Less than 24 hours after the National Broadcasting Commission banned one of his recent songs, Wo, among others, from being played on the airwaves, popular rapper, Olamide Adedeji, has said that he never intended to cause harm to music fans with the song.
The rapper, popularly called Olamide, on Tuesday tweeted, “No intentions of promoting tobacco to get people killed. I love my people, I love my country. One love, one Nigeria.”
The NBC, on Tuesday, placed a ban on works by three of Nigeria’s top level music artistes for an alleged violation of its rules and regulations.
It named Olamide’s Wo and Wavi Level; a remix of Davido’s If and 9ice’s Living Things as the culprits in a current list of banned songs and music videos that it released to the public.
Although the commission did not give specific reasons for banning the songs, the decision may have been influenced by a recent reaction from the Federal Ministry of Health to the music video of Olamide’s new song.
Last Friday, in a message posted on Twitter, the ministry kicked against the video of Wo, released a few days ago and described the content as contravening the Tobacco Control Act of 2015.
The Ministry of Health also noted that the video contained scenes showing youths of different ages openly smoking substances believed to be either cigarettes or narcotics and concluded that such scenes could encourage second-hand smoking among underage children anywhere in the country.
However, this is the third time that the NBC has brought down its hammer on a popular song by Olamide.
The last time was 2016, when two other songs by the rapper were slammed for what the commission described as “obscene and indecent” lyrics.

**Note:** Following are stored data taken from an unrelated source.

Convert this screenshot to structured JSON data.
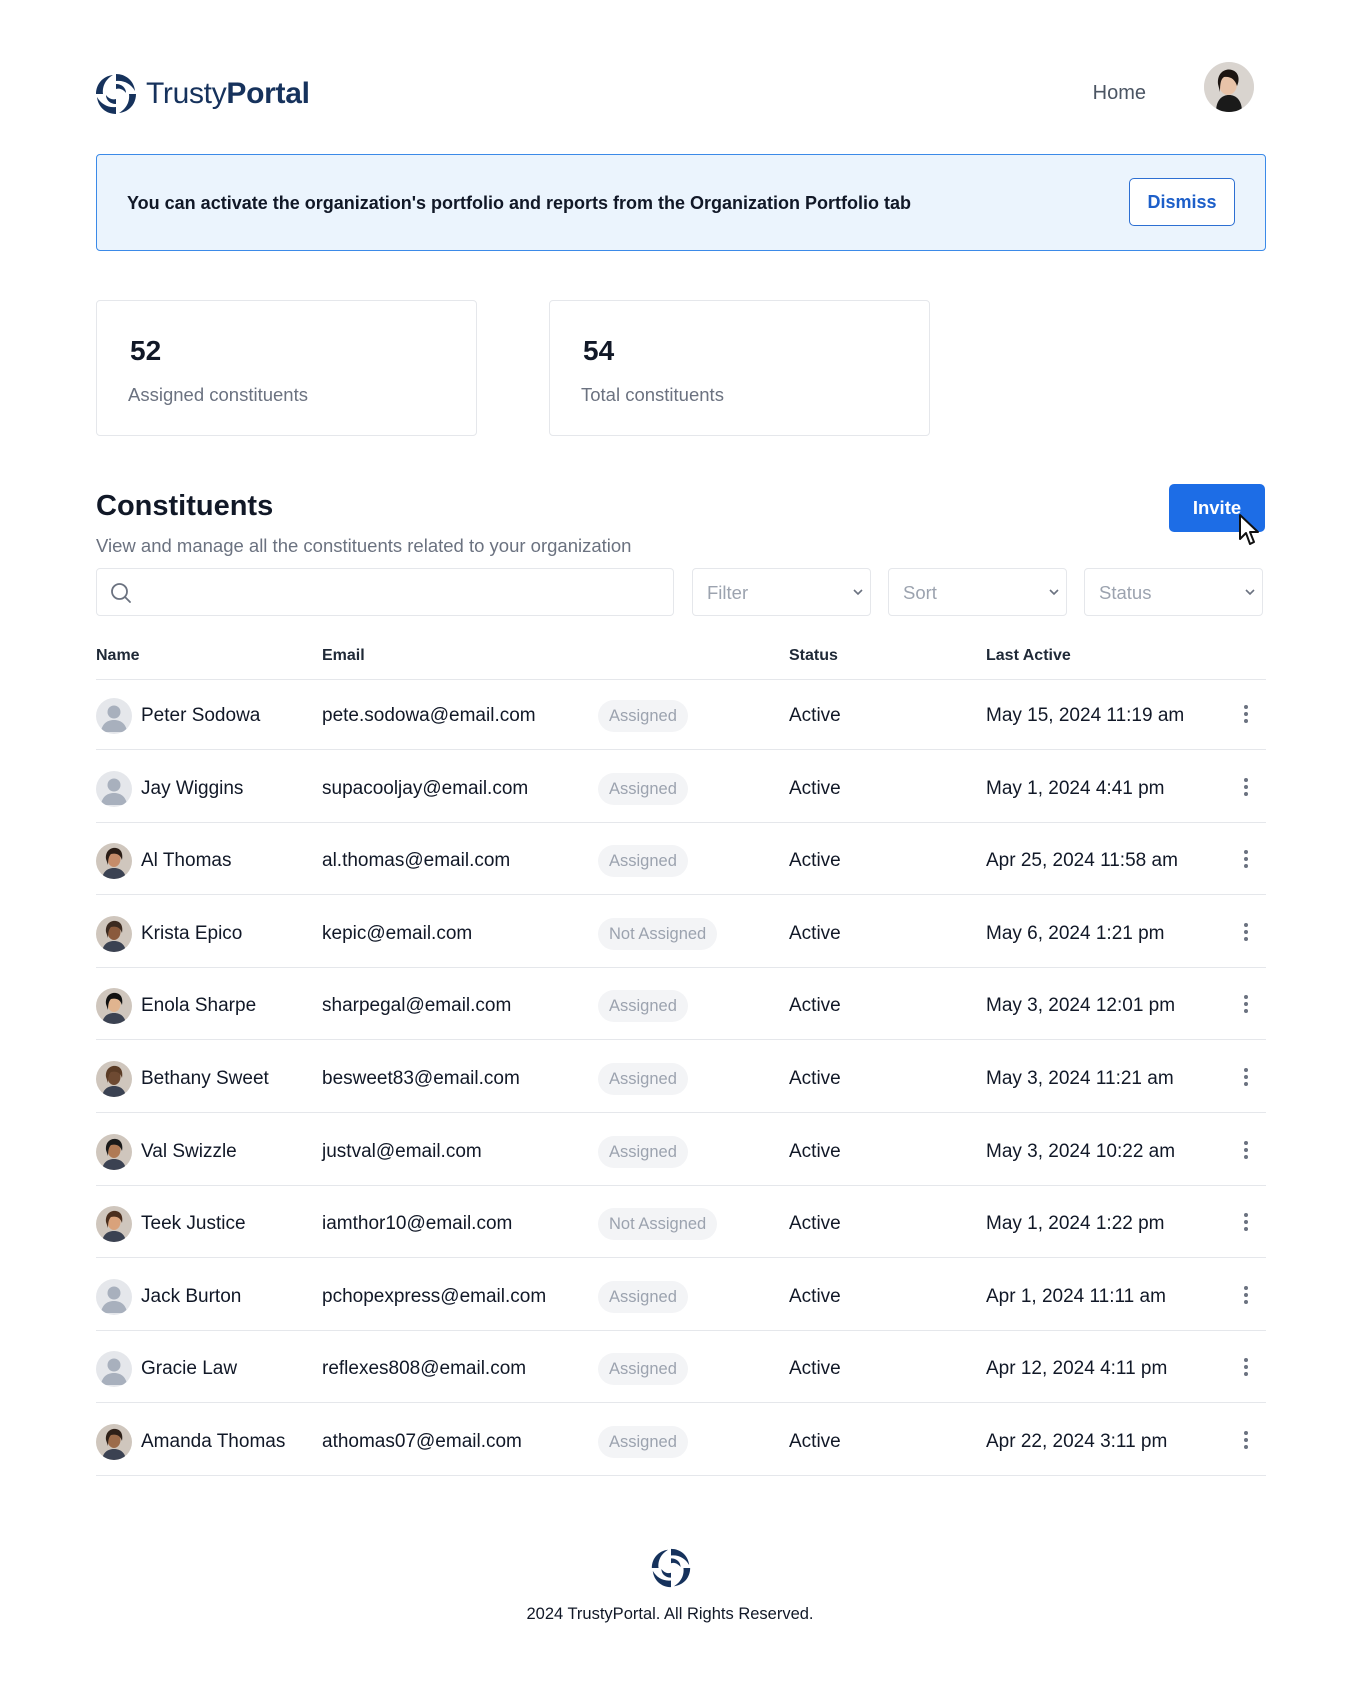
{
  "brand": {
    "name_light": "Trusty",
    "name_bold": "Portal",
    "color": "#16325c"
  },
  "nav": {
    "home_label": "Home"
  },
  "banner": {
    "text": "You can activate the organization's portfolio and reports from the Organization Portfolio tab",
    "dismiss_label": "Dismiss"
  },
  "stats": [
    {
      "value": "52",
      "label": "Assigned constituents"
    },
    {
      "value": "54",
      "label": "Total constituents"
    }
  ],
  "section": {
    "title": "Constituents",
    "subtitle": "View and manage all the constituents related to your organization",
    "invite_label": "Invite"
  },
  "controls": {
    "search_value": "",
    "filter_label": "Filter",
    "sort_label": "Sort",
    "status_label": "Status"
  },
  "table": {
    "headers": {
      "name": "Name",
      "email": "Email",
      "status": "Status",
      "last_active": "Last Active"
    },
    "rows": [
      {
        "name": "Peter Sodowa",
        "email": "pete.sodowa@email.com",
        "assignment": "Assigned",
        "status": "Active",
        "last_active": "May 15, 2024 11:19 am",
        "avatar": "placeholder"
      },
      {
        "name": "Jay Wiggins",
        "email": "supacooljay@email.com",
        "assignment": "Assigned",
        "status": "Active",
        "last_active": "May 1, 2024 4:41 pm",
        "avatar": "placeholder"
      },
      {
        "name": "Al Thomas",
        "email": "al.thomas@email.com",
        "assignment": "Assigned",
        "status": "Active",
        "last_active": "Apr 25, 2024 11:58 am",
        "avatar": "photo"
      },
      {
        "name": "Krista Epico",
        "email": "kepic@email.com",
        "assignment": "Not Assigned",
        "status": "Active",
        "last_active": "May 6, 2024 1:21 pm",
        "avatar": "photo"
      },
      {
        "name": "Enola Sharpe",
        "email": "sharpegal@email.com",
        "assignment": "Assigned",
        "status": "Active",
        "last_active": "May 3, 2024 12:01 pm",
        "avatar": "photo"
      },
      {
        "name": "Bethany Sweet",
        "email": "besweet83@email.com",
        "assignment": "Assigned",
        "status": "Active",
        "last_active": "May 3, 2024 11:21 am",
        "avatar": "photo"
      },
      {
        "name": "Val Swizzle",
        "email": "justval@email.com",
        "assignment": "Assigned",
        "status": "Active",
        "last_active": "May 3, 2024 10:22 am",
        "avatar": "photo"
      },
      {
        "name": "Teek Justice",
        "email": "iamthor10@email.com",
        "assignment": "Not Assigned",
        "status": "Active",
        "last_active": "May 1, 2024 1:22 pm",
        "avatar": "photo"
      },
      {
        "name": "Jack Burton",
        "email": "pchopexpress@email.com",
        "assignment": "Assigned",
        "status": "Active",
        "last_active": "Apr 1, 2024 11:11 am",
        "avatar": "placeholder"
      },
      {
        "name": "Gracie Law",
        "email": "reflexes808@email.com",
        "assignment": "Assigned",
        "status": "Active",
        "last_active": "Apr 12, 2024 4:11 pm",
        "avatar": "placeholder"
      },
      {
        "name": "Amanda Thomas",
        "email": "athomas07@email.com",
        "assignment": "Assigned",
        "status": "Active",
        "last_active": "Apr 22, 2024 3:11 pm",
        "avatar": "photo"
      }
    ]
  },
  "footer": {
    "text": "2024 TrustyPortal. All Rights Reserved."
  },
  "colors": {
    "accent": "#1d6de6",
    "banner_bg": "#ebf4fd",
    "banner_border": "#3b8ae8"
  }
}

Also, before the ban on 9ice’s Living Things, the song had been fingered as the subject of a statement by fellow rapper Falz, which urged Nigerian musicians in general to be mindful of the kind of messages that they passed to the public in their songs.
Falz had appeared to be genuinely concerned about the impact of such messages on the youth. He pointed out that artistes who saw nothing wrong about glorifying Internet fraud, drugs and other anti-social behaviour were not doing the society any good.